Highly rated bonds, including Treasury bills, municipal debt, as well as other offerings pegged to either the Fed Funds rate or LIBOR (the European equivalent), historically have offered low returns in years.
Economic upheaval among Euro-zone member countries also has hurt insurance companies with global investments. Some companies, for instance, have purchased Greek or Italian debt, which offered premiums over bonds issued by more stable countries but are now in danger of default.
Insurance firms have rolling bond portfolios, "so they do have some older Treasuries at higher rates, which helps when the newer bonds are paying so little," Steuer says.
No one knows when better yields will be available, however, and insurance companies pad that uncertainty with premium money.

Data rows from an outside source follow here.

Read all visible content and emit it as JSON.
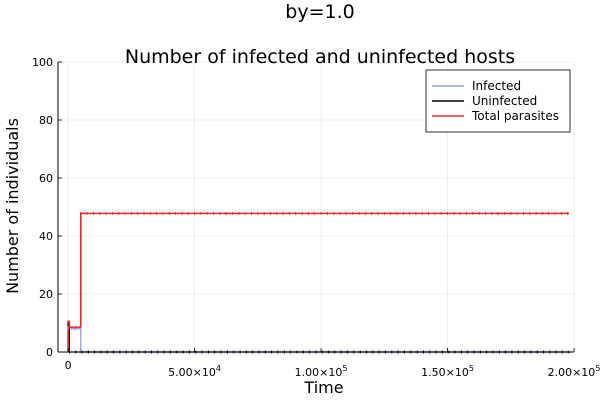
{
  "chart_data": {
    "type": "line",
    "suptitle": "by=1.0",
    "title": "Number of infected and uninfected hosts",
    "xlabel": "Time",
    "ylabel": "Number of individuals",
    "xlim": [
      -4000,
      200000
    ],
    "ylim": [
      0,
      100
    ],
    "grid": true,
    "legend_position": "top-right",
    "x_ticks": [
      {
        "value": 0,
        "base": "0",
        "exp": ""
      },
      {
        "value": 50000,
        "base": "5.00×10",
        "exp": "4"
      },
      {
        "value": 100000,
        "base": "1.00×10",
        "exp": "5"
      },
      {
        "value": 150000,
        "base": "1.50×10",
        "exp": "5"
      },
      {
        "value": 200000,
        "base": "2.00×10",
        "exp": "5"
      }
    ],
    "y_ticks": [
      {
        "value": 0,
        "label": "0"
      },
      {
        "value": 20,
        "label": "20"
      },
      {
        "value": 40,
        "label": "40"
      },
      {
        "value": 60,
        "label": "60"
      },
      {
        "value": 80,
        "label": "80"
      },
      {
        "value": 100,
        "label": "100"
      }
    ],
    "series": [
      {
        "name": "Infected",
        "color": "#8f9bd9",
        "width": 1.2,
        "points": [
          [
            0,
            0
          ],
          [
            0,
            8
          ],
          [
            5000,
            8
          ],
          [
            5000,
            0
          ],
          [
            198000,
            0
          ]
        ]
      },
      {
        "name": "Uninfected",
        "color": "#000000",
        "width": 1.2,
        "points": [
          [
            0,
            0
          ],
          [
            0,
            9.5
          ],
          [
            500,
            9.5
          ],
          [
            500,
            0
          ],
          [
            198000,
            0
          ]
        ]
      },
      {
        "name": "Total parasites",
        "color": "#e8262b",
        "width": 1.6,
        "points": [
          [
            0,
            0
          ],
          [
            0,
            10.5
          ],
          [
            500,
            10.5
          ],
          [
            500,
            8.5
          ],
          [
            5000,
            8.5
          ],
          [
            5000,
            47.8
          ],
          [
            198000,
            47.8
          ]
        ]
      }
    ]
  }
}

Medicine: Ever more expensive
Ask a health insurance company why premiums are going up, and they'll say that it's simple: Medical costs are also on the rise.
It's a fair point, says Sandy Walters, executive vice president and senior consultant at Kelly & Associates Insurance Group Inc., a brokerage, product distributor, and third-party administrator based in Baltimore. "Technology in phones and computers gets cheaper as the industry gets more mature. Medicine is different. In medicine, technology drives costs up, even as the industry gets more mature. Procedures are more expensive because they use more technology," he says—and they use more technology because patients demand the quick, accurate diagnoses and treatments they think technology offers.
Once patients have high-tech procedures, they often require medication to maintain the results, as with bypass patients who then need cholesterol-lowering and blood pressure medication for the rest of their lives.
"We're prescribing more drugs," Walters says, adding that those drugs are more expensive. "It isn't unusual for drugs to cost $5,000 a month—for one prescription. Top plan utilizers might spend $50,000 a year on drugs."
Procedures are also more expensive because hospitals have raised their prices.
"Hospitals have really been ratcheting up their costs, especially on replacement body parts" such as artificial knees and hips, says Fred Hunt, who is active past president of the Society of Professional Benefit Administrators in Chevy Case, Md. "I've heard anecdotal stories and seen bills from members, and markups might be as much as 1,000 percent. They're doing it because they can. It's a quick rip-off, like when a restaurant buys a bottle of wine at one price and sells it to you at another."
A night in the hospital, Hunt adds, might have once cost $1,800. Now it could be as much as $5,000, "When third-party administrators ask, hospitals give a lot of double talk and a lot of non-answers."
Hospitals also play a complicated game of shifting costs, subsidizing uncompensated care, and charging different patients—and benefit plans—different prices for the same services. Patients with one type of insurance pay one price, patients with a second insurance type pay another, cash patients pay a third price, and patients with government-funded health care pay close to nothing at all.
By reducing or eliminating provider payments for Medicare and Medicaid patients, the federal government has pushed back costs onto the insurance market, Williams says, forcing hospitals to bill insured and cash patients more to cover the costs of treatment that government reimbursement ignores.
"They've expanded eligibility for those programs at the same time to deal with the uninsured problem. That's supposed to balance health care reform on paper, but really the insured are subsidizing the uninsured or those in government programs. Doctors can refuse to see Medicare and Medicaid patients, but they run the risk that those programs will remove their eligibility," Williams says.